Irregularidades no Monitoramento da Qualidade do Ar
O Ministério Público Federal (MPF) ajuizou uma ação civil pública contra o estado do Maranhão nesta segunda-feira, dia 23, devido a falhas no monitoramento da qualidade do ar em São Luís. A ação reflete preocupações sobre a implementação deficiente da rede de estações de medição e a falta de transparência nas informações disponibilizadas à comunidade.
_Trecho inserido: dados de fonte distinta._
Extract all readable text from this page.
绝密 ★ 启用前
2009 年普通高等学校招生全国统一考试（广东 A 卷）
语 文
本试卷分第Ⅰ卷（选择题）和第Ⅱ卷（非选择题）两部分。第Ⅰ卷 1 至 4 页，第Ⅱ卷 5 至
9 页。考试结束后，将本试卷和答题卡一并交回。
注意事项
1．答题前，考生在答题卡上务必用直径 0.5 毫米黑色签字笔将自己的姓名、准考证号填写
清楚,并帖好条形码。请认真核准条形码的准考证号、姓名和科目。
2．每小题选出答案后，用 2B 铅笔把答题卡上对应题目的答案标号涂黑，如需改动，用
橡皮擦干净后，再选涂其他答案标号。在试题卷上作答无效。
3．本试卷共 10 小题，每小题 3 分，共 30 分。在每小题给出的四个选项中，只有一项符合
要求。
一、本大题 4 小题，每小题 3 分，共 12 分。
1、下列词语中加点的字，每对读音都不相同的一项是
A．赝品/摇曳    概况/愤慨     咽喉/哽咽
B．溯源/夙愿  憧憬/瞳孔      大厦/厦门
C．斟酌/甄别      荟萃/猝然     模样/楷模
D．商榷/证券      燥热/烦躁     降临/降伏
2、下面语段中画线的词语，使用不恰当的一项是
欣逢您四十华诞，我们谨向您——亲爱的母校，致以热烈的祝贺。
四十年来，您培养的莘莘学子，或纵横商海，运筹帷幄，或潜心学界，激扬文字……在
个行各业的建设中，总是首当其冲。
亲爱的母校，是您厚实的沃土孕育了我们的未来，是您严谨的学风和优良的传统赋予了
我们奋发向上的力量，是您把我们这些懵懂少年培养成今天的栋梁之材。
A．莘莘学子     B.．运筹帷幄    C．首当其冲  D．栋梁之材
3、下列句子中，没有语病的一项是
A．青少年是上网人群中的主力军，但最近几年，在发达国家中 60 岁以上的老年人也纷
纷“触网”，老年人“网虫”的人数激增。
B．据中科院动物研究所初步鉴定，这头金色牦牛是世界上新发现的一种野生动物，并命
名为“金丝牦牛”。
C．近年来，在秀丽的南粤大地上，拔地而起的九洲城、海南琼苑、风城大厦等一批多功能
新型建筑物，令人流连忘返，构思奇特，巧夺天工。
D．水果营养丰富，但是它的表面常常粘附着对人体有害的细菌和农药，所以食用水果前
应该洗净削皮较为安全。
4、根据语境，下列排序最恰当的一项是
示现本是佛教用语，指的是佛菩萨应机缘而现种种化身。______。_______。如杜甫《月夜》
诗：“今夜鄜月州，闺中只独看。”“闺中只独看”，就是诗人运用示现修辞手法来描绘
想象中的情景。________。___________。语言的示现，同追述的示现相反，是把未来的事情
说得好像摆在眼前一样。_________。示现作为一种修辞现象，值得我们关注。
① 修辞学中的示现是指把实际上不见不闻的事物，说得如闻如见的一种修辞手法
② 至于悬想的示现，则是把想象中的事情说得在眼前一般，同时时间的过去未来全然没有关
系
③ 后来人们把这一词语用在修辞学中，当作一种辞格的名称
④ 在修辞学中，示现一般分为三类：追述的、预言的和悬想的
As investigações tiveram início em 2024, após uma representação feita pela Conferência Nacional dos Bispos do Brasil (CNBB) ao MPF. A CNBB havia destacado a precariedade da qualidade do ar na capital maranhense, revelando mais de três mil violações aos padrões ambientais, o que pode impactar significativamente a saúde da população local.
Impactos dos Poluentes na Saúde Pública
Com base em um parecer técnico elaborado durante as investigações, que também contou com a análise da Secretaria de Estado do Meio Ambiente e Recursos Naturais (Sema), foram detectadas concentrações preocupantes de poluentes atmosféricos, como dióxido de enxofre, ozônio e dióxido de nitrogênio. A exposição contínua a esses contaminantes é alarmante, pois pode causar danos sérios ao sistema respiratório da população.
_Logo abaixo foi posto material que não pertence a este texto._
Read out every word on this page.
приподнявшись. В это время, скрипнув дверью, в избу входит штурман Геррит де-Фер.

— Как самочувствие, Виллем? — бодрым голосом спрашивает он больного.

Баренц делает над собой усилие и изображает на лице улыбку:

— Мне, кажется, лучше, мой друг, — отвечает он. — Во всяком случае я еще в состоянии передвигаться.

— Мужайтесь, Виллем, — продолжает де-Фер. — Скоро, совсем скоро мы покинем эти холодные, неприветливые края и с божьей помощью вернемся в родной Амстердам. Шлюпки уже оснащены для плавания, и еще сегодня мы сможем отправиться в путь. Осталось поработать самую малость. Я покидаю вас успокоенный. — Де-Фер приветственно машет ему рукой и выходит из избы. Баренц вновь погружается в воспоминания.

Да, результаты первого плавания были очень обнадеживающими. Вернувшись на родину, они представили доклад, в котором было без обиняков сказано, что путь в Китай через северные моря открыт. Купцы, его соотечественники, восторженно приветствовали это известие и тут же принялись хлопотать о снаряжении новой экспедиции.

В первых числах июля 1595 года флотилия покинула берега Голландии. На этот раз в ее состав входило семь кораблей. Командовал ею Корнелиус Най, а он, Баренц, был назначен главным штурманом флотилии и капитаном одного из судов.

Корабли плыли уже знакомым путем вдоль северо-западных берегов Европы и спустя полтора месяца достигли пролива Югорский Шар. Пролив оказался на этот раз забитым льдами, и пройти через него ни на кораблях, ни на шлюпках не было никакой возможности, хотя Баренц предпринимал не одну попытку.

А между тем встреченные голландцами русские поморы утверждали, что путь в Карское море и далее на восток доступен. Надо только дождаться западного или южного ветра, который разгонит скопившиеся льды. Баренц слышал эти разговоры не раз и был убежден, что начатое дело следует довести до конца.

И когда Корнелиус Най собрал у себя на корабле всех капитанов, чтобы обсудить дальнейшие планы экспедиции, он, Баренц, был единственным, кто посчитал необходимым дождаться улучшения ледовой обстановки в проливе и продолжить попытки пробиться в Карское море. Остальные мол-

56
A ação aponta que a maior concentração de poluentes se encontra na região do Distrito Industrial de São Luís. Essa área abriga mais de 100 empreendimentos, incluindo indústrias e portos, que emitem anualmente milhares de toneladas de contaminantes atmosféricos, gerando riscos à saúde dos moradores.
Histórico do Monitoramento da Qualidade do Ar
Em 2017, foi realizado um estudo técnico para modelar a dispersão dos poluentes na região, que visava definir como seria a rede de monitoramento da qualidade do ar. O resultado desse estudo sugeriu a instalação de 12 estações fixas e uma unidade móvel para uma configuração mais abrangente. Contudo, o MPF afirma que o estado do Maranhão só começou a implementar essa rede em 2019, após a emissão da licença de instalação.
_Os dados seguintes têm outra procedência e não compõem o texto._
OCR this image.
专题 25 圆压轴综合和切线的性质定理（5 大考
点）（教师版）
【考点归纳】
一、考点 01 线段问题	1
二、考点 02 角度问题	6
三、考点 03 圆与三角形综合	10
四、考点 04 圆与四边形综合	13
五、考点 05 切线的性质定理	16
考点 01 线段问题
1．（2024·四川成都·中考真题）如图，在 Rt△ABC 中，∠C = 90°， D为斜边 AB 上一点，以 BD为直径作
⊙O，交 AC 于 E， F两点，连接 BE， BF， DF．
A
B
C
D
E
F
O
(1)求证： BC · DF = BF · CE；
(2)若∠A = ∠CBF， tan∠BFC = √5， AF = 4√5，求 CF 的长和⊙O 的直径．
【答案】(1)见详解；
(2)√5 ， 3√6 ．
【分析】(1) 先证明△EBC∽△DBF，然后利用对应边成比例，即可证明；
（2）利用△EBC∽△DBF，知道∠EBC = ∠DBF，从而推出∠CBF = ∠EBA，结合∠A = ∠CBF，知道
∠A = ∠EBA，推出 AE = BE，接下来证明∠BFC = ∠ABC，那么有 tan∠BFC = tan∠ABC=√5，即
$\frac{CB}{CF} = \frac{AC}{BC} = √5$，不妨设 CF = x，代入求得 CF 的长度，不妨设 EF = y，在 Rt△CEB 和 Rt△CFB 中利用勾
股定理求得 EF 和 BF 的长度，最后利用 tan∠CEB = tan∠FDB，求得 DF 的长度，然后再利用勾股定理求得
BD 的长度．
Embora a licença de operação tenha sido concedida em 2022, permitindo o funcionamento do Distrito Industrial até maio de 2026, as investigações revelaram que, até agora, apenas seis estações fixas foram instaladas e o monitoramento não foi realizado de forma contínua e eficaz.
Suspensão da Divulgação de Dados
Em 2024, o estado do Maranhão decidiu suspender a divulgação dos dados sobre a qualidade do ar, justificando que o sistema de monitoramento estava incompleto. Para o MPF, essa atitude é inaceitável, uma vez que a administração pública tem a obrigação de concluir a estrutura de monitoramento e garantir que as informações sejam acessíveis à população.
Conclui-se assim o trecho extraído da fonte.